Muscle Fiber Types and Training
Researchers investigate potential for type shifting.
Experts debate whether and how muscle fiber types can be shifted through training. And training matters, according to a review study available in Sports (2021; 9, , 127).
To review, type I are slow-twitch fibers with fatigue resistance, type IIa are higher twitch fibers but more fatigable, and type IIx are fast-twitch and highly fatigable. Elite endurance or power athletes tend to have a genetic predominance for one or the other muscle fiber types.
Researchers from CUNY Lehman College in the Bronx and Auburn University in Alabama reviewed current studies to determine best training practices. Some research suggests that slow-speed resistance training with high load can shift IIx and IIx/IIa hybrids to more IIa fibers. Sprint, power and plyometric training can shift to more IIa fibers but people with more IIx fibers to start do not experience much of a shift. In general, endurance training produces a fiber type shift toward more type I slow, oxidative fibers. Detraining, however, leads to a shift back toward IIa, which may explain why taper training for endurance athletes before a race is helpful to boost the capacity for “kicking” at the end of a race.

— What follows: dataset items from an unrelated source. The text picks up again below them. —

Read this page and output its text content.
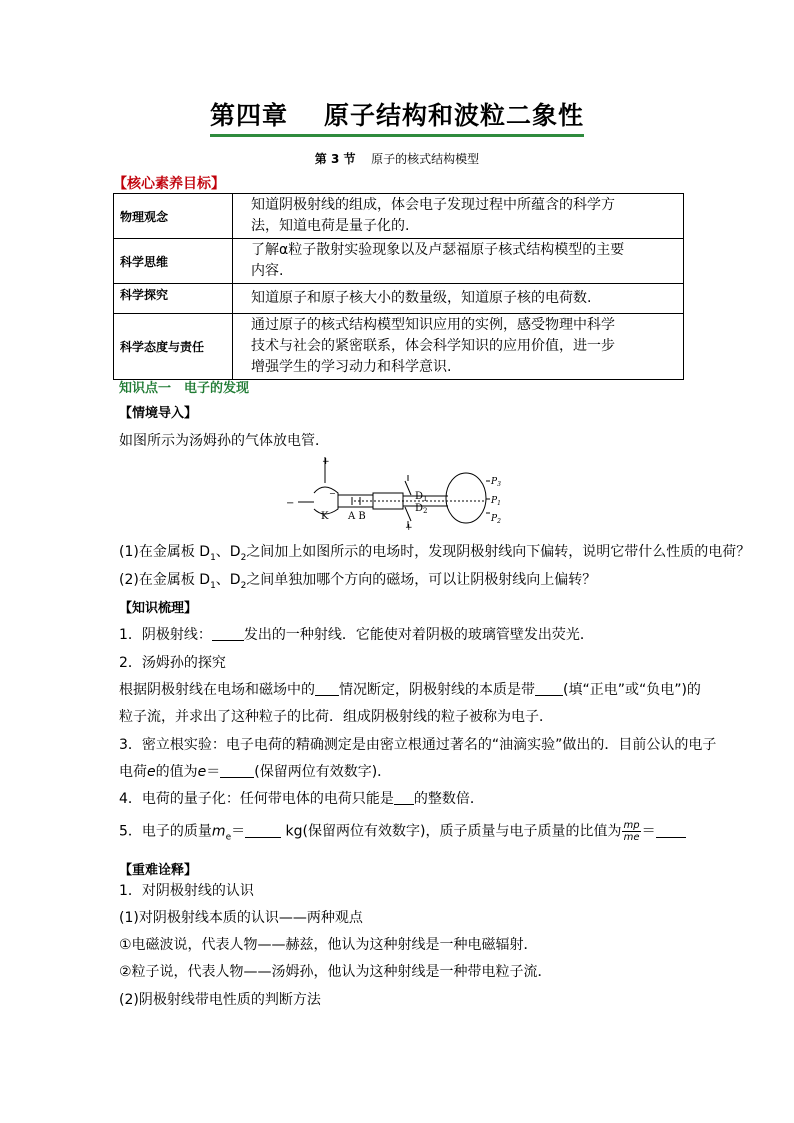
第四章 原子结构和波粒二象性
第 3 节 原子的核式结构模型
【核心素养目标】
物理观念	知道阴极射线的组成，体会电子发现过程中所蕴含的科学方
法，知道电荷是量子化的.

科学思维	了解α粒子散射实验现象以及卢瑟福原子核式结构模型的主要
内容.

科学探究	知道原子和原子核大小的数量级，知道原子核的电荷数.

科学态度与责任	通过原子的核式结构模型知识应用的实例，感受物理中科学
技术与社会的紧密联系，体会科学知识的应用价值，进一步
增强学生的学习动力和科学意识.
知识点一　电子的发现
【情境导入】
如图所示为汤姆孙的气体放电管．
+
−
−
K A B
$D_1$
$D_2$
$P_3$
$P_1$
$P_2$
+
(1)在金属板 $D_1$、$D_2$之间加上如图所示的电场时，发现阴极射线向下偏转，说明它带什么性质的电荷？
(2)在金属板 $D_1$、$D_2$之间单独加哪个方向的磁场，可以让阴极射线向上偏转？
【知识梳理】
1．阴极射线： 发出的一种射线．它能使对着阴极的玻璃管壁发出荧光．
2．汤姆孙的探究
根据阴极射线在电场和磁场中的 情况断定，阴极射线的本质是带 (填“正电”或“负电”)的
粒子流，并求出了这种粒子的比荷．组成阴极射线的粒子被称为电子．
3．密立根实验：电子电荷的精确测定是由密立根通过著名的“油滴实验”做出的．目前公认的电子
电荷e的值为e＝ (保留两位有效数字)．
4．电荷的量子化：任何带电体的电荷只能是 的整数倍．
5．电子的质量$m_e=$	kg(保留两位有效数字)，质子质量与电子质量的比值为 $\frac{mp}{me}$ ＝
【重难诠释】
1．对阴极射线的认识
(1)对阴极射线本质的认识——两种观点
①电磁波说，代表人物——赫兹，他认为这种射线是一种电磁辐射．
②粒子说，代表人物——汤姆孙，他认为这种射线是一种带电粒子流．
(2)阴极射线带电性质的判断方法
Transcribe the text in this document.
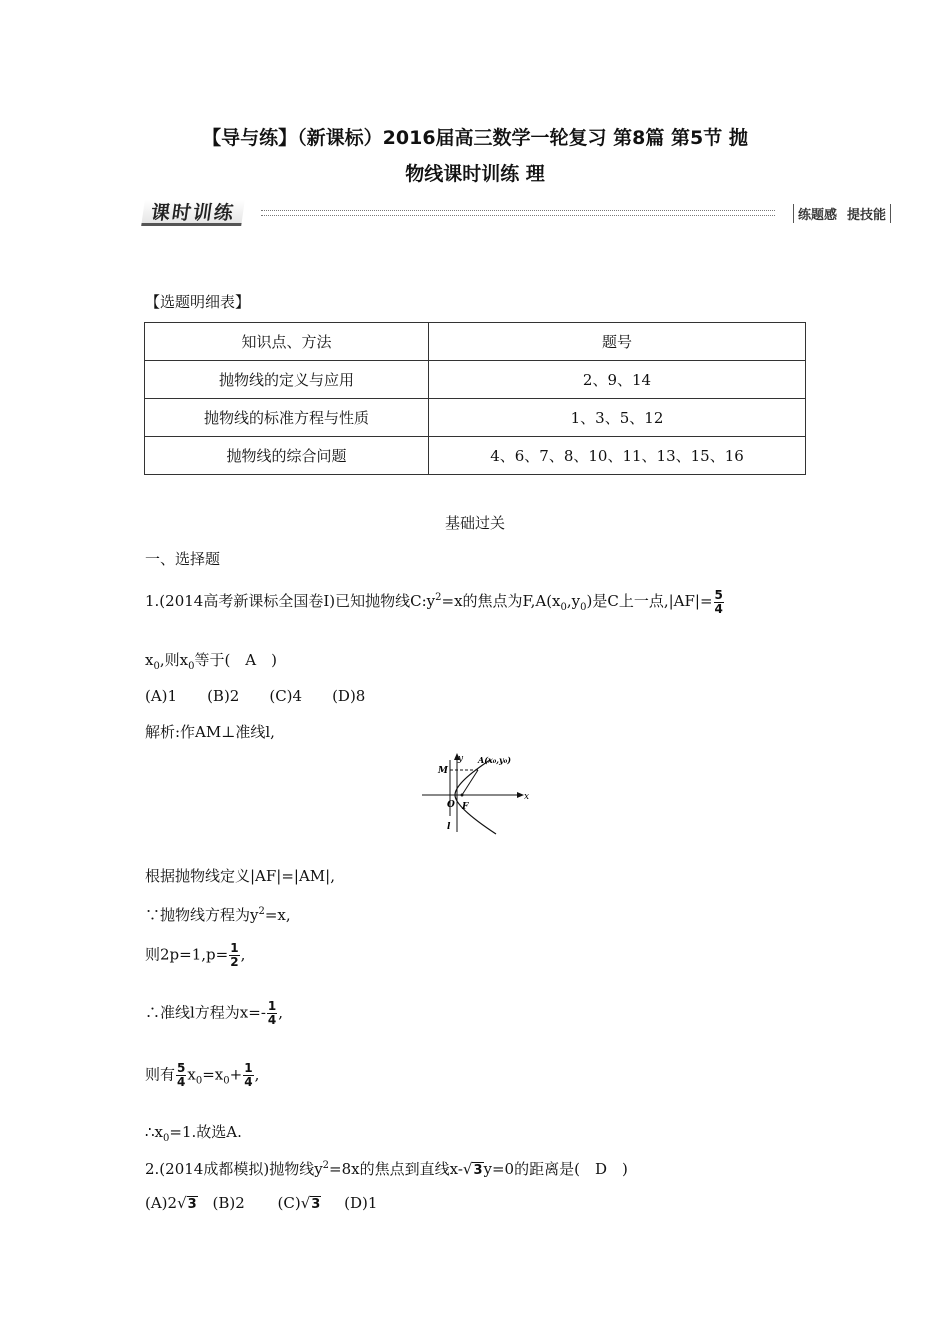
【导与练】（新课标）2016届高三数学一轮复习 第8篇 第5节 抛
物线课时训练 理
课时训练	练题感 提技能
【选题明细表】
知识点、方法	题号
抛物线的定义与应用	2、9、14
抛物线的标准方程与性质	1、3、5、12
抛物线的综合问题	4、6、7、8、10、11、13、15、16
基础过关
一、选择题
1.(2014高考新课标全国卷Ⅰ)已知抛物线$C:y^2=x$的焦点为$F,A(x_0,y_0)$是C上一点$,|AF|= \frac{5}{4}$
$x_0$,则$x_0$等于(　A　)
(A)1　　(B)2　　(C)4　　(D)8
解析:作AM⊥准线l,
y
x
M
A(x₀,y₀)
O F
l
根据抛物线定义|AF|=|AM|,
∵抛物线方程为$y^2=x$,
则$2p=1,p= \frac{1}{2}$ ,
∴准线l方程为$x=- \frac{1}{4}$ ,
则有 $\frac{5}{4} x_0=x_0+ \frac{1}{4}$ ,
$\therefore x_0=1$.故选A.
2.(2014成都模拟)抛物线$y^2=8x$的焦点到直线x-√3y=0的距离是(　D　)
(A)2√3 (B)2 (C)√3 (D)1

Most studies lack longitudinal data. For example, programs of 6–16 weeks shifted predominantly type IIx fiber athletes toward type IIa, but the impact of longer-term training cannot be determined. Interesting findings include that in one individual, different muscle regions—deep versus superficial and origin versus insertion—may have different fiber patterns. Additionally, certain muscles have a higher propensity toward fiber type shifting than others, and certain individuals may have more ability toward fiber type shifts.
Study authors note that understanding fiber type shifts holds promise for improving the ability to tailor training for different body parts and regions for specific tasks.